Counters are great because they capture the global state of your Varnish instance in an instance. In a blink you’ll know how many requests have been served in the past 5 minutes, or how many times a backend failed a request.

But that may not be enough…

Maybe you want counters for a single website, or for a specific user, or a particular country? The global pool is not going to cut it since all the data has already been flattened, and there’s no untangling it. What we need here is vmod-accounting.

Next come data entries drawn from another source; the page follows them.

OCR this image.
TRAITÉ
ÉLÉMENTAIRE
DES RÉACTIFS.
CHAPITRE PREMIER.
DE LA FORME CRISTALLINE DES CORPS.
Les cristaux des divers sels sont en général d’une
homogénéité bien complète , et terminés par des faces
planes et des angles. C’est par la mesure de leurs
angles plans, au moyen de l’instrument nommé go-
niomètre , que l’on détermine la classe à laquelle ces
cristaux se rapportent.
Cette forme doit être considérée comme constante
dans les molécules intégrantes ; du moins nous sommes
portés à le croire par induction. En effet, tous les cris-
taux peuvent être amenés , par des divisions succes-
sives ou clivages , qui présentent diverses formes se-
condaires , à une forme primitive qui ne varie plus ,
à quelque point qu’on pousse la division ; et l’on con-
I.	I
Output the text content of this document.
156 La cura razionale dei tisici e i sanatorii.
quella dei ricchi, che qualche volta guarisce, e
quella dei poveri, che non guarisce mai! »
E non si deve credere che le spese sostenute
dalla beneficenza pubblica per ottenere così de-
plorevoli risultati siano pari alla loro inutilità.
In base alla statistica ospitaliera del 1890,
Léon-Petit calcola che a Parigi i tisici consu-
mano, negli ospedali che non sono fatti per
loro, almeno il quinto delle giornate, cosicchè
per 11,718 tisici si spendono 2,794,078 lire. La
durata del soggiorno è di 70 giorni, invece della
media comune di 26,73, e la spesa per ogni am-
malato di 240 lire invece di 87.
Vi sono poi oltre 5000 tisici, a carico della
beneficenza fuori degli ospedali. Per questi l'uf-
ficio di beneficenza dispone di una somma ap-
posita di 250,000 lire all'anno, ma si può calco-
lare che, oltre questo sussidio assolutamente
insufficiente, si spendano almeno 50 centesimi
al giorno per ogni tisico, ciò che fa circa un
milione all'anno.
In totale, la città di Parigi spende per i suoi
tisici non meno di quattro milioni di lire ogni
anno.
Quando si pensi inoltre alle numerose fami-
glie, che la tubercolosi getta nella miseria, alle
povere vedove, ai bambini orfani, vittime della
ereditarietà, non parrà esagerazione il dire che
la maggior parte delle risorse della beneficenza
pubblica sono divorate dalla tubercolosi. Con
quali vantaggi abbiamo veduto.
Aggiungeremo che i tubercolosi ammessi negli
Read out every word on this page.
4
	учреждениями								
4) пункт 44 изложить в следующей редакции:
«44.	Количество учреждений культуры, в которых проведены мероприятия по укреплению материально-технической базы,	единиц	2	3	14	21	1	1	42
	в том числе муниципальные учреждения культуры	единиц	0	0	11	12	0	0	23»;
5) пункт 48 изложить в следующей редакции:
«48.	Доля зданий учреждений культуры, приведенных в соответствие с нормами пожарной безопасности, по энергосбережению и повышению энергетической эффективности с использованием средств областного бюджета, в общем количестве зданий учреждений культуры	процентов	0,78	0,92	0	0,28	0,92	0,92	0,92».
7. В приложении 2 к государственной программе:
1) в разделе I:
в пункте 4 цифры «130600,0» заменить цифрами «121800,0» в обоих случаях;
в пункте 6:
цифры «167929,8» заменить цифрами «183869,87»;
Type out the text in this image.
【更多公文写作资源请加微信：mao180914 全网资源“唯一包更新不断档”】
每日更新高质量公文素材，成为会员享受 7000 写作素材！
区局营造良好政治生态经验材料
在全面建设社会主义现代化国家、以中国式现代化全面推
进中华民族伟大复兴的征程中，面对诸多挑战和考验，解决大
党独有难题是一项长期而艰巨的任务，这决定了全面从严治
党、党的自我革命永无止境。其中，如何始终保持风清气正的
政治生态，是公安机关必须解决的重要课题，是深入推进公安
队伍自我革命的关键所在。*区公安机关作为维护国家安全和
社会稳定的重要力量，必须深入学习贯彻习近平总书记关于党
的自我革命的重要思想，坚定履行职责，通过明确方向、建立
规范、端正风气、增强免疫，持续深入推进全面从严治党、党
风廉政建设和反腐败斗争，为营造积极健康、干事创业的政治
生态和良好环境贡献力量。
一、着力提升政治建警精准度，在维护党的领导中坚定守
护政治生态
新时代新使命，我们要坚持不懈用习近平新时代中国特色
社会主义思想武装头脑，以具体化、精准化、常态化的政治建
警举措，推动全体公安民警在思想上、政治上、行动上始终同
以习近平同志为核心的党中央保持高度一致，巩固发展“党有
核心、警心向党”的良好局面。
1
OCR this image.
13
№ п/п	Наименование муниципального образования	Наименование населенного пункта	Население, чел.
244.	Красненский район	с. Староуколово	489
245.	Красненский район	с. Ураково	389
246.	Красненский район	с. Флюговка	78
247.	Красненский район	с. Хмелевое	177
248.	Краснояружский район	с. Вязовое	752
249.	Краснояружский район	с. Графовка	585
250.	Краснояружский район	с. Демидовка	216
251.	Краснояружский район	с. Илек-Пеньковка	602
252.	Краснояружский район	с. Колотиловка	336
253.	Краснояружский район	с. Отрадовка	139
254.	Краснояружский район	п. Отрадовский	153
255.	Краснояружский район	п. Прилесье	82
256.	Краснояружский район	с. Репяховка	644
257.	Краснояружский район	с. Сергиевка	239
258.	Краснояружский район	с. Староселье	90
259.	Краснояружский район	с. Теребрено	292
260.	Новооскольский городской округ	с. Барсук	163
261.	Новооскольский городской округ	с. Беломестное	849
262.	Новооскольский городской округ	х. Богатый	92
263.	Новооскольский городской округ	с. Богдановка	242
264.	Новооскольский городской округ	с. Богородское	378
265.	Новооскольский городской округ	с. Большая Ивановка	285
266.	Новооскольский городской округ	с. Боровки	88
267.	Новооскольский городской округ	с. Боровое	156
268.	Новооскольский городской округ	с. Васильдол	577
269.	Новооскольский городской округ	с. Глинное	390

As boring as its name is, vmod-accounting is an awesome tool to add to your belt if you want more granular counters. Most of the time, our users want to get per-website data, so let’s use that as an example (shamelessly lifted from the official documentation):

import accounting; sub vcl_init { accounting.create_namespace("tenant1"); accounting.create_namespace("tenant2"); accounting.create_namespace("generic"); } sub vcl_recv { if (req.http.host ~ "tenant1.com$") { accounting.set_namespace("tenant1"); return(vcl(tenant1)); } else if (req.http.host ~ "tenant2.com$") { accounting.set_namespace("tenant2"); return(vcl(tenant2)); } else { accounting.set_namespace("generic"); } }

Then, as you run varnishstat, you’ll see a bunch of new counters (around 50 per namespace):

ACCG.tenant1.total.client_req_count ACCG.tenant2.total.client_req_count ACCG.tenant3.total.client_req_count ACCG.tenant1.total.client_req_hdrbytes ACCG.tenant2.total.client_req_hdrbytes ACCG.tenant3.total.client_req_hdrbytes ACCG.tenant1.total.client_hit_count ACCG.tenant2.total.client_hit_count ACCG.tenant3.total.client_hit_count ...

And if you don’t find this granular enough, you can also add keys to further subdivide the space. Here, since I don’t have any key, there’s only the default one: “total”.

More counters, more!

I have one more thing in my bag if you are not satisfied yet. The only thing that you could be missing at this point is the ability to just create arbitrary counters. They would be counters you would name, and that you could set or atomically increment.

If that’s the kind of thing you are looking for, you can look at vmod-xcounter, which is open-source, or you can grab the Varnish Enterprise solution via subscription or on cloud marketplaces, vmod-kvstore:

vcl 4.0; import kvstore; sub vcl_init { new vsc = kvstore.init(); } sub vcl_deliver { // Count all media responses and log it in varnishstat if (resp.http.Content-Type ~ "audio|image|video") { vsc.counter("media_responses", 1, varnishstat = true); } }

This gives you total control about how everything is counted and exposed through varnishstat. This should hopefully cover all the bases!

Leaving no metric unturned

Throughout this series, we’ve been pushing the idea that knowledge is power. If your software tells you more, you can prepare better, you can correlate data more efficiently and solve problems faster. Varnish is built with this idea front and center, down to the very concept that it can expose metrics you define, rather than merely selecting whatever may be available out-of-the-box.

This flexibility opens great possibilities, the only cost is a few lines of VCL here and there, a pretty sweet deal if you ask me.